Debby’s erotic imagination was formed by Ned Johnson’s behavior. Her desire to recapture what he made her feel at seventeen has haunted her dreams and her sexual life ever since. Do you think her sexuality would have leaned in that direction regardless of Ned Johnson, or do you think that she was, for lack of a better word, damaged by him—or both?

I think both. If her sexuality hadn’t been leaning in that direction already, she wouldn’t have spontaneously responded as she did. But the experience was damaging because it happened with someone who didn’t care about her and because she wasn’t even close to ready for it. It awakened deep feelings—and complex feelings—in a relationship with no potential for depth or complexity. That is painful and also bewildering. So, in a way, the fact that her sexuality was already leaning that way made it worse. I think someone without that tendency would have rejected the exploitation—really, would have rejected the whole thing—outright and got over it more readily. That’s almost impossible for her, because the experience speaks to something in her but in a profoundly negating way. By that, I mean negating of her heart and femaleness.

“Minority Report” is the name of a movie Debby watches that reminds her, on an almost unconscious level, of what happened with the lawyer. What made you choose to title your story “Minority Report”?
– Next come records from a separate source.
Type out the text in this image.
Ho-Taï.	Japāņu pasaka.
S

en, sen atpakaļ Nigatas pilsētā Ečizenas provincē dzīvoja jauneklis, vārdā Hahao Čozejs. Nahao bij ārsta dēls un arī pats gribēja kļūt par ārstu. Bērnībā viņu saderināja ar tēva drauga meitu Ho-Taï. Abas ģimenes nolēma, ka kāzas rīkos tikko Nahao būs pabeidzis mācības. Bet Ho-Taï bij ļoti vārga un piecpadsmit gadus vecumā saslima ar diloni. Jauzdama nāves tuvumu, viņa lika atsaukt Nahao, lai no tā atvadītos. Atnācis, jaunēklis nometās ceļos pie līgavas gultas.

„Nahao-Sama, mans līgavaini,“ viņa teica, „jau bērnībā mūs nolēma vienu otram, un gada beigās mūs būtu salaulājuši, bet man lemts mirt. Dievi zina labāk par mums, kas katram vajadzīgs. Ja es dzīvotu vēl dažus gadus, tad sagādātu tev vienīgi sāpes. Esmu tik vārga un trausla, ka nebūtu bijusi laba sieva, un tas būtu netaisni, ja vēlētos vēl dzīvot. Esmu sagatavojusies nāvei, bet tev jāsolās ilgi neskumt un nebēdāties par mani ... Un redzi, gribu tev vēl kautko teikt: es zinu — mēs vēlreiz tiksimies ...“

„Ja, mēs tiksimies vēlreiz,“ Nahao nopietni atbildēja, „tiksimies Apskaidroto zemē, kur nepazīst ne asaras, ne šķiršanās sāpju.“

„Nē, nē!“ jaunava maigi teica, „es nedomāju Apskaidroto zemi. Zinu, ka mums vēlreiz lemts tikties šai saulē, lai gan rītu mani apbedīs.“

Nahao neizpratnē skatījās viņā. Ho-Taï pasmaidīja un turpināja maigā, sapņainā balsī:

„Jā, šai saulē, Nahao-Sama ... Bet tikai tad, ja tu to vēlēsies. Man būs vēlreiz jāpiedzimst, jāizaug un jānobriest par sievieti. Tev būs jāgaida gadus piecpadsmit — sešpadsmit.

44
My husband suggested it, and, intuitively, I liked the suggestion. Then I looked up what a minority report actually is, aside from the movie by Steven Spielberg (which I found incredibly mysterious and suggestive emotionally). It’s a legal term that means “a separate report presented by members of a committee or other group who disagree with the majority.” That is how Debby feels about her experience—that her responses don’t quite match the responses of others, for example, in the therapy group she belongs to. She doesn’t exactly disagree with the majority (of those who have had similar experiences), but she doesn’t feel the same things that they do, either.

“Minority Report” is obviously a companion piece to “Secretary,” but I also read it as a companion piece to your last work of fiction here, “This Is Pleasure.” In both stories, a woman who came of age long before the #MeToo movement rethinks her own and others’ experiences in light of the changes in public perception. Did you mean the two pieces to be, in some way, in conversation with each other?